I returned on Saturday, same time as before, to a Wild Detectives without Wi-Fi. The place was slightly more crowded. A relaxed vibe still pervaded, but it was more social. It wasn't just about the weekend. This Wild Detectives felt different than on previous weekends, back when the Wi-Fi ruled. A guy worked on a crossword puzzle. Friends sat in pairs drinking coffee and talking. More people were browsing the books. A couple sat across from each other at a small table, each reading a book. Two guys flipped through the record bin. One woman was breastfeeding her child.

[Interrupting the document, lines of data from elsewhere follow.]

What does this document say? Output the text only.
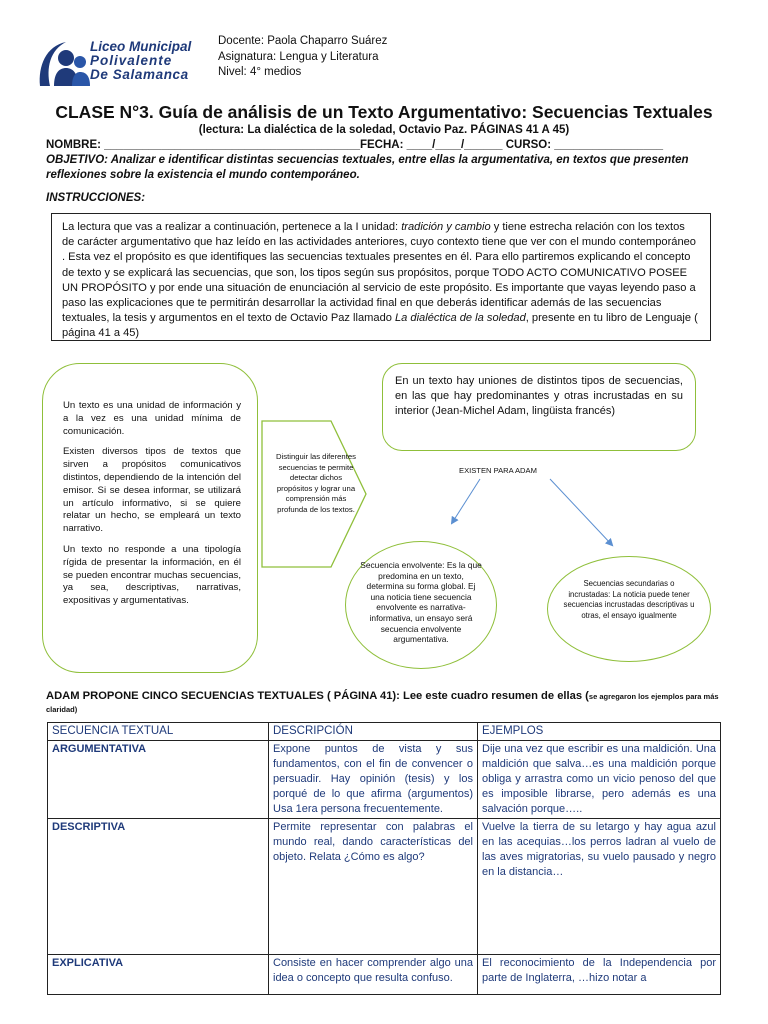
Liceo Municipal
Polivalente
De Salamanca
Docente: Paola Chaparro Suárez
Asignatura: Lengua y Literatura
Nivel: 4° medios
CLASE N°3. Guía de análisis de un Texto Argumentativo: Secuencias Textuales
(lectura: La dialéctica de la soledad, Octavio Paz. PÁGINAS 41 A 45)
NOMBRE: ________________________________________FECHA: ____/____/______ CURSO: _________________
OBJETIVO: Analizar e identificar distintas secuencias textuales, entre ellas la argumentativa, en textos que presenten reflexiones sobre la existencia el mundo contemporáneo.
INSTRUCCIONES:
La lectura que vas a realizar a continuación, pertenece a la I unidad: tradición y cambio y tiene estrecha relación con los textos de carácter argumentativo que haz leído en las actividades anteriores, cuyo contexto tiene que ver con el mundo contemporáneo . Esta vez el propósito es que identifiques las secuencias textuales presentes en él. Para ello partiremos explicando el concepto de texto y se explicará las secuencias, que son, los tipos según sus propósitos, porque TODO ACTO COMUNICATIVO POSEE UN PROPÓSITO y por ende una situación de enunciación al servicio de este propósito. Es importante que vayas leyendo paso a paso las explicaciones que te permitirán desarrollar la actividad final en que deberás identificar además de las secuencias textuales, la tesis y argumentos en el texto de Octavio Paz llamado La dialéctica de la soledad, presente en tu libro de Lenguaje ( página 41 a 45)

Un texto es una unidad de información y a la vez es una unidad mínima de comunicación.

Existen diversos tipos de textos que sirven a propósitos comunicativos distintos, dependiendo de la intención del emisor. Si se desea informar, se utilizará un artículo informativo, si se quiere relatar un hecho, se empleará un texto narrativo.

Un texto no responde a una tipología rígida de presentar la información, en él se pueden encontrar muchas secuencias, ya sea, descriptivas, narrativas, expositivas y argumentativas.

Distinguir las diferentes secuencias te permite detectar dichos propósitos y lograr una comprensión más profunda de los textos.
En un texto hay uniones de distintos tipos de secuencias, en las que hay predominantes y otras incrustadas en su interior (Jean-Michel Adam, lingüista francés)
EXISTEN PARA ADAM
Secuencia envolvente: Es la que predomina en un texto, determina su forma global. Ej una noticia tiene secuencia envolvente es narrativa-informativa, un ensayo será secuencia envolvente argumentativa.
Secuencias secundarias o incrustadas: La noticia puede tener secuencias incrustadas descriptivas u otras, el ensayo igualmente
ADAM PROPONE CINCO SECUENCIAS TEXTUALES ( PÁGINA 41): Lee este cuadro resumen de ellas (se agregaron los ejemplos para más claridad)
SECUENCIA TEXTUAL	DESCRIPCIÓN	EJEMPLOS
ARGUMENTATIVA	Expone puntos de vista y sus fundamentos, con el fin de convencer o persuadir. Hay opinión (tesis) y los porqué de lo que afirma (argumentos) Usa 1era persona frecuentemente.	Dije una vez que escribir es una maldición. Una maldición que salva…es una maldición porque obliga y arrastra como un vicio penoso del que es imposible librarse, pero además es una salvación porque…..
DESCRIPTIVA	Permite representar con palabras el mundo real, dando características del objeto. Relata ¿Cómo es algo?	Vuelve la tierra de su letargo y hay agua azul en las acequias…los perros ladran al vuelo de las aves migratorias, su vuelo pausado y negro en la distancia…
EXPLICATIVA	Consiste en hacer comprender algo una idea o concepto que resulta confuso.	El reconocimiento de la Independencia por parte de Inglaterra, …hizo notar a
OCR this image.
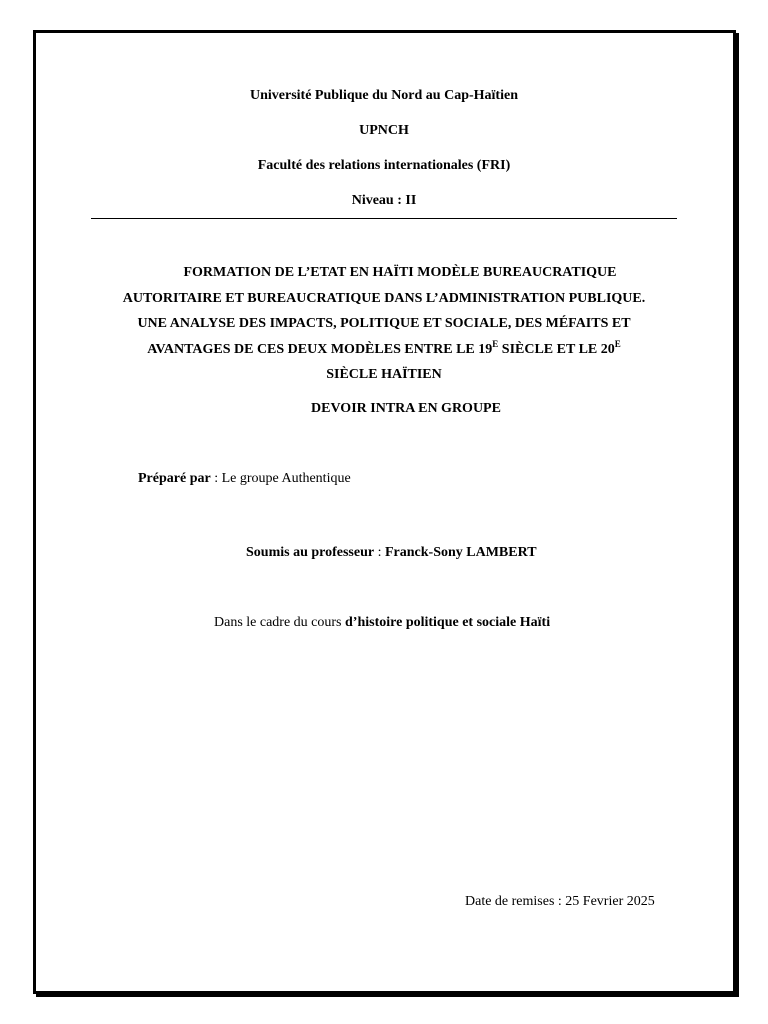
Université Publique du Nord au Cap-Haïtien
UPNCH
Faculté des relations internationales (FRI)
Niveau : II
FORMATION DE L’ETAT EN HAÏTI MODÈLE BUREAUCRATIQUE
AUTORITAIRE ET BUREAUCRATIQUE DANS L’ADMINISTRATION PUBLIQUE.
UNE ANALYSE DES IMPACTS, POLITIQUE ET SOCIALE, DES MÉFAITS ET
AVANTAGES DE CES DEUX MODÈLES ENTRE LE $19^E$ SIÈCLE ET LE $20^E$
SIÈCLE HAÏTIEN
DEVOIR INTRA EN GROUPE
Préparé par : Le groupe Authentique
Soumis au professeur : Franck-Sony LAMBERT
Dans le cadre du cours d’histoire politique et sociale Haïti
Date de remises : 25 Fevrier 2025
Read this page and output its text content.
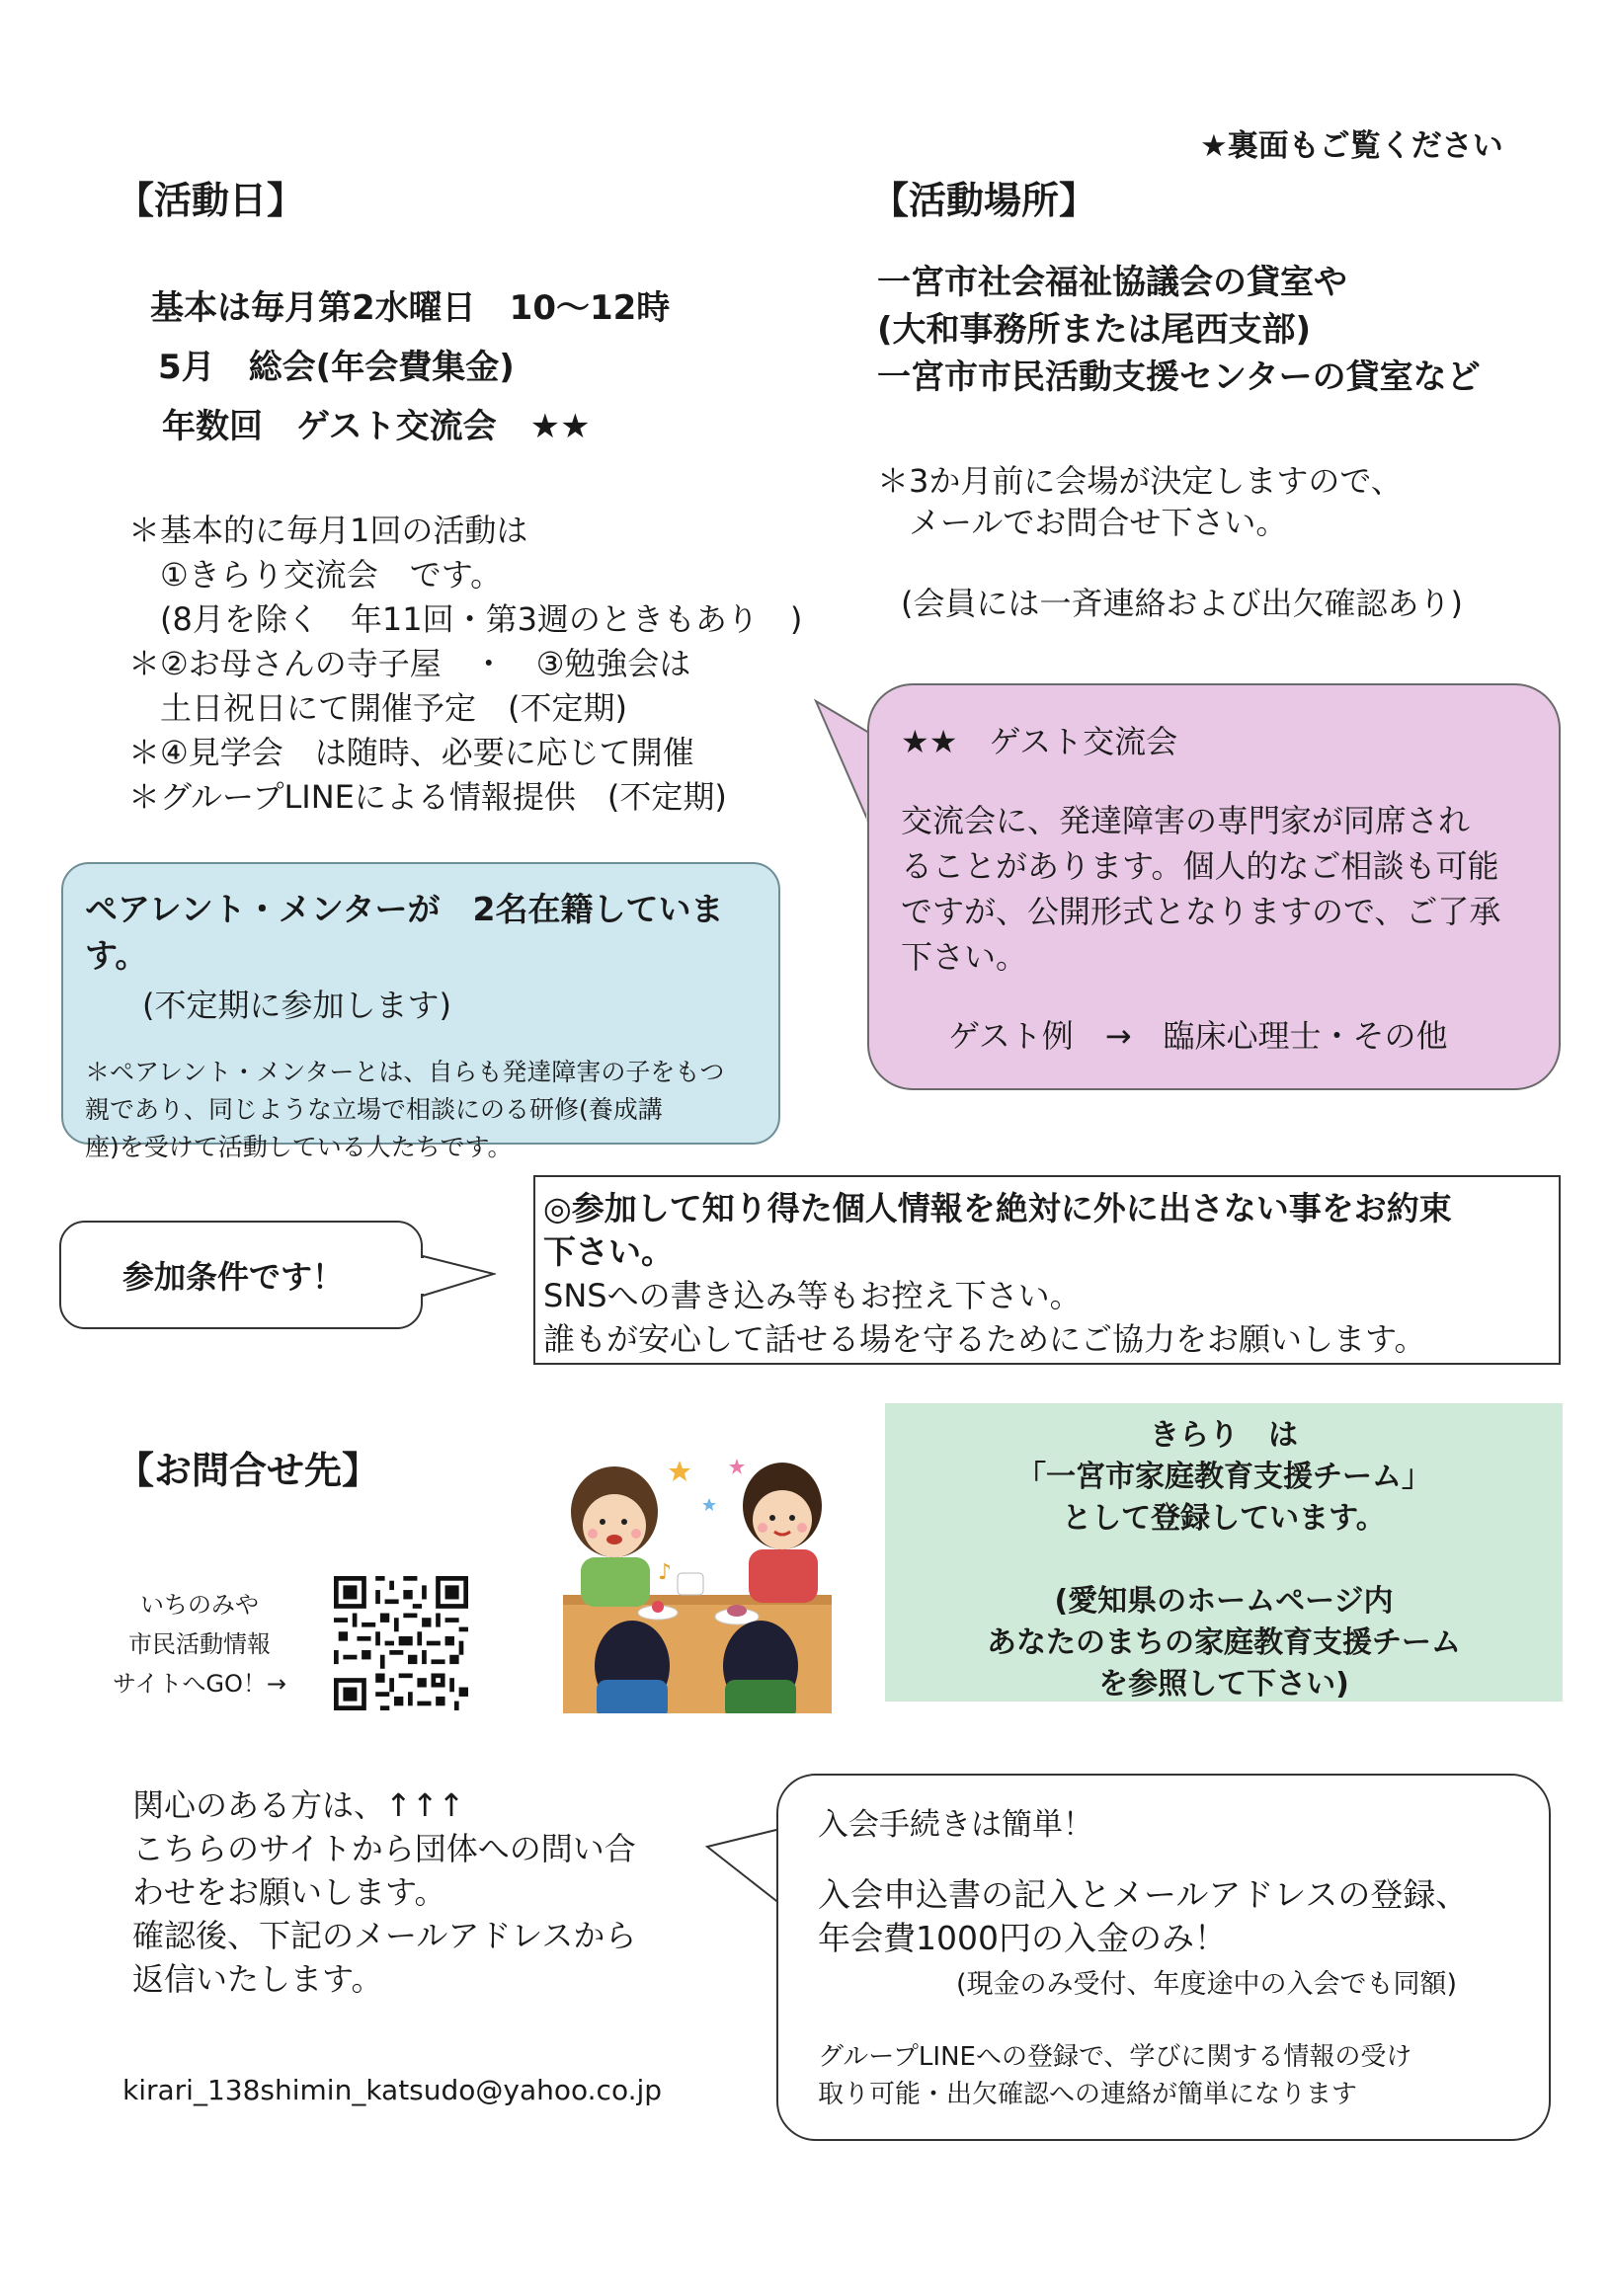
★裏面もご覧ください
【活動日】
基本は毎月第2水曜日　10〜12時
5月　総会(年会費集金)
年数回　ゲスト交流会　★★
＊基本的に毎月1回の活動は
　①きらり交流会　です。
　(8月を除く　年11回・第3週のときもあり　)
＊②お母さんの寺子屋　・　③勉強会は
　土日祝日にて開催予定　(不定期)
＊④見学会　は随時、必要に応じて開催
＊グループLINEによる情報提供　(不定期)
【活動場所】
一宮市社会福祉協議会の貸室や
(大和事務所または尾西支部)
一宮市市民活動支援センターの貸室など
＊3か月前に会場が決定しますので、
　メールでお問合せ下さい。
(会員には一斉連絡および出欠確認あり)
ペアレント・メンターが　2名在籍しています。
(不定期に参加します)
＊ペアレント・メンターとは、自らも発達障害の子をもつ
親であり、同じような立場で相談にのる研修(養成講
座)を受けて活動している人たちです。
★★　ゲスト交流会
交流会に、発達障害の専門家が同席され
ることがあります。個人的なご相談も可能
ですが、公開形式となりますので、ご了承
下さい。
ゲスト例　→　臨床心理士・その他
参加条件です！
◎参加して知り得た個人情報を絶対に外に出さない事をお約束
下さい。
SNSへの書き込み等もお控え下さい。
誰もが安心して話せる場を守るためにご協力をお願いします。
【お問合せ先】
いちのみや
市民活動情報
サイトへGO！→
♪
きらり　は
「一宮市家庭教育支援チーム」
として登録しています。
(愛知県のホームページ内
あなたのまちの家庭教育支援チーム
を参照して下さい)
関心のある方は、↑↑↑
こちらのサイトから団体への問い合
わせをお願いします。
確認後、下記のメールアドレスから
返信いたします。
kirari_138shimin_katsudo@yahoo.co.jp
入会手続きは簡単！
入会申込書の記入とメールアドレスの登録、
年会費1000円の入金のみ！
(現金のみ受付、年度途中の入会でも同額)
グループLINEへの登録で、学びに関する情報の受け
取り可能・出欠確認への連絡が簡単になります
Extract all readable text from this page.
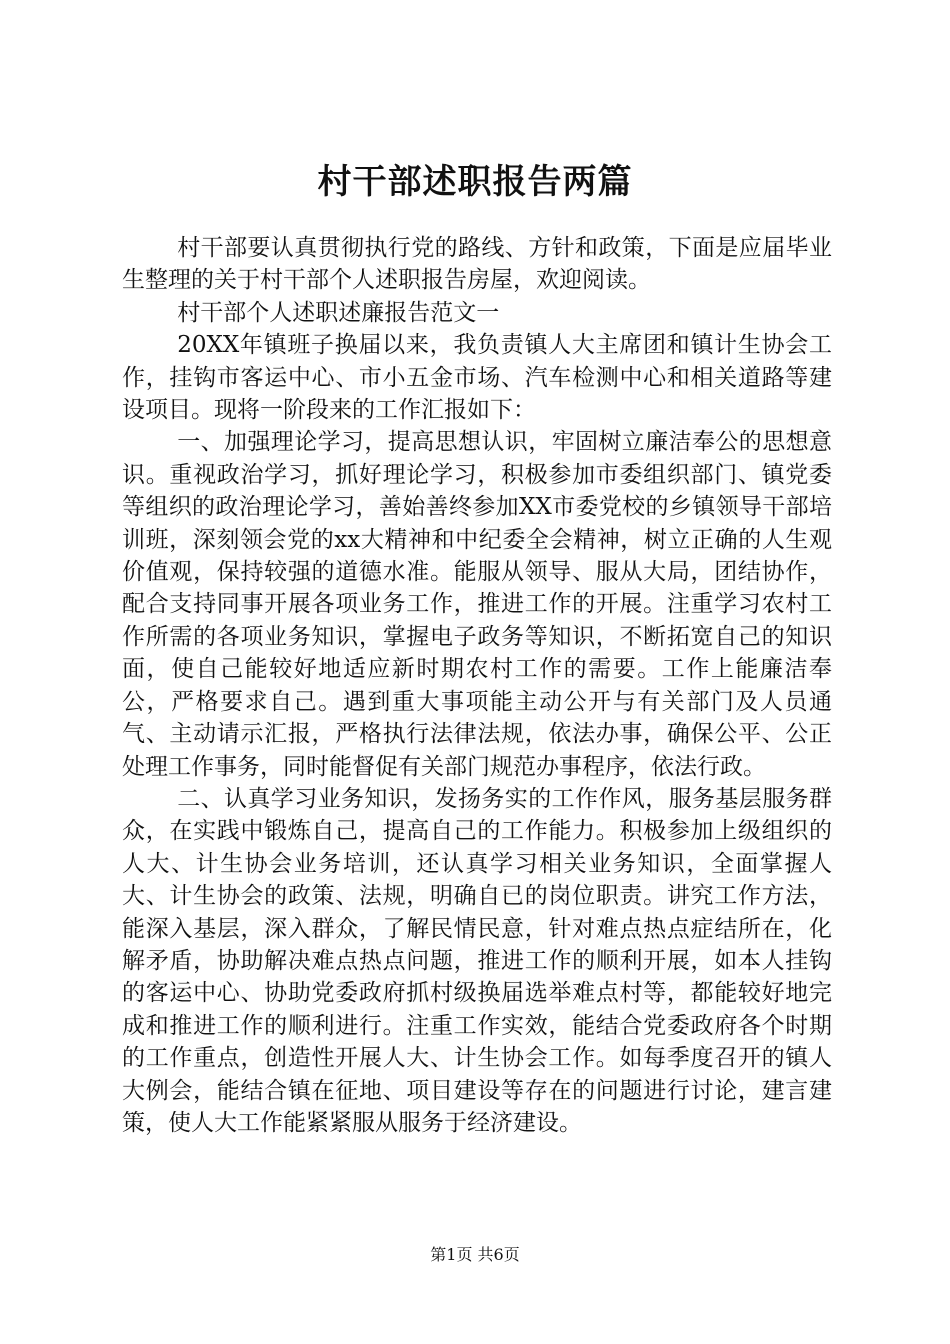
村干部述职报告两篇

村干部要认真贯彻执行党的路线、方针和政策，下面是应届毕业生整理的关于村干部个人述职报告房屋，欢迎阅读。

村干部个人述职述廉报告范文一

20XX年镇班子换届以来，我负责镇人大主席团和镇计生协会工作，挂钩市客运中心、市小五金市场、汽车检测中心和相关道路等建设项目。现将一阶段来的工作汇报如下：

一、加强理论学习，提高思想认识，牢固树立廉洁奉公的思想意识。重视政治学习，抓好理论学习，积极参加市委组织部门、镇党委等组织的政治理论学习，善始善终参加XX市委党校的乡镇领导干部培训班，深刻领会党的xx大精神和中纪委全会精神，树立正确的人生观价值观，保持较强的道德水准。能服从领导、服从大局，团结协作，配合支持同事开展各项业务工作，推进工作的开展。注重学习农村工作所需的各项业务知识，掌握电子政务等知识，不断拓宽自己的知识面，使自己能较好地适应新时期农村工作的需要。工作上能廉洁奉公，严格要求自己。遇到重大事项能主动公开与有关部门及人员通气、主动请示汇报，严格执行法律法规，依法办事，确保公平、公正处理工作事务，同时能督促有关部门规范办事程序，依法行政。

二、认真学习业务知识，发扬务实的工作作风，服务基层服务群众，在实践中锻炼自己，提高自己的工作能力。积极参加上级组织的人大、计生协会业务培训，还认真学习相关业务知识，全面掌握人大、计生协会的政策、法规，明确自已的岗位职责。讲究工作方法，能深入基层，深入群众，了解民情民意，针对难点热点症结所在，化解矛盾，协助解决难点热点问题，推进工作的顺利开展，如本人挂钩的客运中心、协助党委政府抓村级换届选举难点村等，都能较好地完成和推进工作的顺利进行。注重工作实效，能结合党委政府各个时期的工作重点，创造性开展人大、计生协会工作。如每季度召开的镇人大例会，能结合镇在征地、项目建设等存在的问题进行讨论，建言建策，使人大工作能紧紧服从服务于经济建设。

第1页 共6页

Then, there was an eruption of visitors. Five people entered the bookstore, chattering and walking straight toward the books on the display table. One couple shared a laptop, but appeared uninterested in it, opting instead to talk with each other. By the time I finished my latte, the population swelled, a wonderful Wi-Fi-less enclave. Maybe I’m getting greedy, but I want more of this.
One woman asked Hipster Jesus (not his actual name but you’ll know him when you see him) about the Wi-Fi. He muttered a response. She returned to her table and lamented to her friend, “I don’t know what to do.”
Set the laptop aside. Surrender your tablet. Pocket the smartphone. For just an hour, maybe two, you don’t need it. You have friends and books, a light menu and heavy drinks. I even advocate staring blankly at a wall for a few minutes. Believe me, the experience is about the same as scrolling through social media. Take a deep breath and enjoy your weekend. Make it last longer by slowing down.
That’s the point, isn’t it? We’re continually trying to optimize our time and remain in a perpetual state of engagement. We’re checking our phone and then checking it again two seconds later. We don’t want to miss anything or be missed by anyone. It’s exhausting. For once, take the Wi-Fi away from me.
Dallas needs an offline, unplugged public house, a salon, and a home base for the literati, a place like Wild Detectives, where the community centers around book signings, poetry readings and backyard Shakespearean performances. None of this requires Wi-Fi, and we are better off for it.
If you need Wi-Fi and a place to work, co-working options exist throughout Dallas. These places cost about the same as a daylong coffee binge. Instead, other bookstores and meeting places should follow the lead of Wild Detectives. When owners decide they don’t have to provide a connection to the Internet, patrons can begin connecting with the simple pleasure of good books, crossword puzzles or perfect gin and tonics served by Hipster Jesus.